Buying presents for people is often an exercise in torture. Torture for the gifter, because it can be tricky to guess what your loved ones will like — and maybe they already have a [insert random gift idea]. And torture for the giftee, because we all know what it’s like to get a well-meant present that we really didn’t want or need. Two words that on their own are painful, but in tandem are a giant ball of headache: awkward and expensive.

But if the intended recipient of your holiday giving likes to get his or her food on, things become a whole lot easier, because who doesn’t like a present you can sink your teeth into? (Or with which you can at least make something you can sink your teeth into.) For the times you want to get a bit more personal than “Uh, here’s a gift card to Whole Foods,” have a look at our holiday gift guide for the foodie(s) in your life.

  • La Tourangelle Roasted Hazelnut Oil by La Tourangelle
    Ready for a break from the cheese plate? Artisan oils are a delicious option for dunking chunks of fresh baguette. Your foodie friend or relative can also drizzle the oil on salads or freshly steamed vegetables. La Tourangelle has many flavors to chose from, and the packaging is lovely in its simplicity. This three-pack of 16.9-oz bottles of roasted hazelnut oil runs a quite affordable $30-40.
  • Kyocera Revolution Paring and Santoku Knife Set by Kyocera
    Knives are extremely important to a foodie. Ever tried to slice a tomato with a dull knife that almost always slides off and onto, say, a finger? Also, chef types tend to pride themselves on their rockin’ knife sets. Pick up one of their paring knives without asking, and you’re liable to get cut. Ceramic knives are something a lot of people are talking about lately. They’re hard, sharp, antibacterial and just really cool. Here’s a nice set from Kyocera Revolution that includes a 5-1/2-inch Santoku chef’s knife and a 3-inch paring knife in black ceramic (said to be sharper than the white variation).
  • Dave’s Six Gourmet Salts Collection by Dave’s Gourmet
    Designer salts are showing up at all the trendy tables nowadays, and any foodie worth their salt is well aware of this. We’re talking about salts with exotic names like Bokek, Fleur de Sel, Sel Gris, Smoked Sea Salt, Hawaiian Red Salt and Eurasian Black Salt (actually pink!). This isn’t your mom’s classic Morton Salt. A good introduction to the world of designer salts is a sampler gift pack, such as Dave’s Gourmet Salt Shaker/Grinder, which comes with six different salts: Hawaiian Red Salt, Eurasian Black Salt, Grey Salt, Fleur de Sel, Smoked Salt and Italian Sea Salt.
  • Saveur magazine
    Food magazines are always nice to have around, since their job is to stay up-to-date on all things food-related. Now, your foodie is probably already dialed intoFood & Wine and Bon Appetit, but Saveur — French for “flavor” — might not be on their radar. This foodie-focused magazine combines adventure tourism, off-beat recipes and photography that’s downright edible.
  • Moleskine Passions Recipe Journal by Moleskine
    And with all that inspiration, your beloved foodie will definitely want to keep track of his or her fabulous new recipes in a personal recipe diary. Leave the index cards in an old cake tin to your my grandmother and check out the Moleskine Passions Recipe Journal. With 240 pages, this elegant and compact diary is small enough to pop into a purse or pocket, and will encourage chefs to be discerning about what gets committed to paper. Also fun? Saying the name of the notebook made famous by Vincent van Gogh, Pablo Picasso and Ernest Hemingway the right way: mol-a-SKEEN-a. Sure it’s pretentious, but so is genius.

About the author

Amy McAloon

Born in Montreal, Canada, writer and artist Amy McAloon discovered photography when she was 13, after her father bought her a little point-and-shoot. Eventually the automatic was tossed aside for an old Nikon FE, and the two have been best friends ever since.

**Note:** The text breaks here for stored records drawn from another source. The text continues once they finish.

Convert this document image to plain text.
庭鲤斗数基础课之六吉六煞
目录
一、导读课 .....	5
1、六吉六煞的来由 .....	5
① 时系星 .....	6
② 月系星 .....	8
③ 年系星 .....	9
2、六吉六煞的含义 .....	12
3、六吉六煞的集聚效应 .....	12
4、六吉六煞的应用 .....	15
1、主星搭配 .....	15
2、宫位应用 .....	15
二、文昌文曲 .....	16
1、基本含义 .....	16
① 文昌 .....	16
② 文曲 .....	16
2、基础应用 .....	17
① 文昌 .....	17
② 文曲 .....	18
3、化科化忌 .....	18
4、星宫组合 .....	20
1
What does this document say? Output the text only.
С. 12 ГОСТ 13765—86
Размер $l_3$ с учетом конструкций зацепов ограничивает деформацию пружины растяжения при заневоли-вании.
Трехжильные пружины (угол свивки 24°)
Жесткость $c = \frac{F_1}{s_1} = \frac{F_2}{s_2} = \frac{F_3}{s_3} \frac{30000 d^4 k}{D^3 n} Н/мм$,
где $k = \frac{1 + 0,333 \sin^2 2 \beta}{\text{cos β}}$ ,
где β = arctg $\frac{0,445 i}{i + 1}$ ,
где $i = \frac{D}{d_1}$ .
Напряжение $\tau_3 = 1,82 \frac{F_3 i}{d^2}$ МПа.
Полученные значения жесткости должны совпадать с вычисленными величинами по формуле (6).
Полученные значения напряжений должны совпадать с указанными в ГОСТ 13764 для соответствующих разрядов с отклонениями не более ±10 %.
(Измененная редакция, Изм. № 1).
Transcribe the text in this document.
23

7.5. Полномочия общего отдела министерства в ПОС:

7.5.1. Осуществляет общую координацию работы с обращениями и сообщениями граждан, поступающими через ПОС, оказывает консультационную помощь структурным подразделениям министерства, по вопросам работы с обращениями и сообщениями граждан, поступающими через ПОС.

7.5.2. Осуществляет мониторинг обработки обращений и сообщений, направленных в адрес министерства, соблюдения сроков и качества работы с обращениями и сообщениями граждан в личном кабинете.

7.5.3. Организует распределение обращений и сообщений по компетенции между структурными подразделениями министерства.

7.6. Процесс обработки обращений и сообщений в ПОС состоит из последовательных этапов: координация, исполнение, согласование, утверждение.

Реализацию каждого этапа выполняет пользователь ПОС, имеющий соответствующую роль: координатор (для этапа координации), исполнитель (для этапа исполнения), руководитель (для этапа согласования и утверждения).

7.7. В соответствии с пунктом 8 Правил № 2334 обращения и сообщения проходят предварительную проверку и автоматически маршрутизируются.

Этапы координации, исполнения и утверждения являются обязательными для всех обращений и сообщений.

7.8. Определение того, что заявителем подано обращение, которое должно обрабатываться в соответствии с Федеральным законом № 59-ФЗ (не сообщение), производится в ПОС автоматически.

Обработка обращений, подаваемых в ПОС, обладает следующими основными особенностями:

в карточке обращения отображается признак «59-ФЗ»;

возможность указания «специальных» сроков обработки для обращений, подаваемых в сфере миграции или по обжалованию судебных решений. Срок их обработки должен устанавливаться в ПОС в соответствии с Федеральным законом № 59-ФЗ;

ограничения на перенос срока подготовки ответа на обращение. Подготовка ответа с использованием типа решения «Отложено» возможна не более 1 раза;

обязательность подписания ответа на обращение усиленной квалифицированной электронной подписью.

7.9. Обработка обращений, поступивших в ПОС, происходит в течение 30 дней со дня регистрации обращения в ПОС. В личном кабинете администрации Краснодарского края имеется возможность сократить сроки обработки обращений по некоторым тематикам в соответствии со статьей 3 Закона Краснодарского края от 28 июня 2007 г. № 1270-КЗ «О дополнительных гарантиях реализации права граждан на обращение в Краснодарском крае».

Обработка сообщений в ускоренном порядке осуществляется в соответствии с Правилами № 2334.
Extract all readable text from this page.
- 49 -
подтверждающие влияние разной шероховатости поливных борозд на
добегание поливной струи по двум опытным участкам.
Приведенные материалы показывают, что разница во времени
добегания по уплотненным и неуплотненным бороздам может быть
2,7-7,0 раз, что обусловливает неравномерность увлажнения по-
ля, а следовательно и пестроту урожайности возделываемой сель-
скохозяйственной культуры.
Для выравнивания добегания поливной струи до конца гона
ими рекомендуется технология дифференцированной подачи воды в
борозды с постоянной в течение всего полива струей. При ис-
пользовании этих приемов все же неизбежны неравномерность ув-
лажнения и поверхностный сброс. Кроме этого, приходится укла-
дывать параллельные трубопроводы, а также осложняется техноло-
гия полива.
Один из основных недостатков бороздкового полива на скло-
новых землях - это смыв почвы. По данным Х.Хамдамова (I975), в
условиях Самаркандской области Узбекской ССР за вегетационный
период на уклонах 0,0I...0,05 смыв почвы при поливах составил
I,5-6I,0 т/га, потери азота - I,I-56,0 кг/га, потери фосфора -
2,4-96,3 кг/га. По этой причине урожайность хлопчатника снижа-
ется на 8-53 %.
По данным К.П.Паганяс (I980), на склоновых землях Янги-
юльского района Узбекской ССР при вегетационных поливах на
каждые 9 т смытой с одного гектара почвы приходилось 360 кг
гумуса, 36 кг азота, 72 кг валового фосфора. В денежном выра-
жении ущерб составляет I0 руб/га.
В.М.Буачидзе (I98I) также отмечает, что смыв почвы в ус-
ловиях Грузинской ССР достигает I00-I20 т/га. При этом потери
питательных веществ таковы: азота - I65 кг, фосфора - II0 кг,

Amy went on to study writing, fine art and black and white photography in San Miguel de Allende, Mexico. After a few years spent traveling through Central America with her battered Nikon slung over one shoulder and a notebook tucked away in her camera bag, Amy enrolled in a photojournalism program in Victoria, B.C.

Since then, she has lived and worked as a writer, reporter and photographer in New Mexico, Florida, California and Belize. She now makes her home in Montreal with a loving partner-in-crime, a beautiful baby girl and a hot new Nikon D7000 DSLR.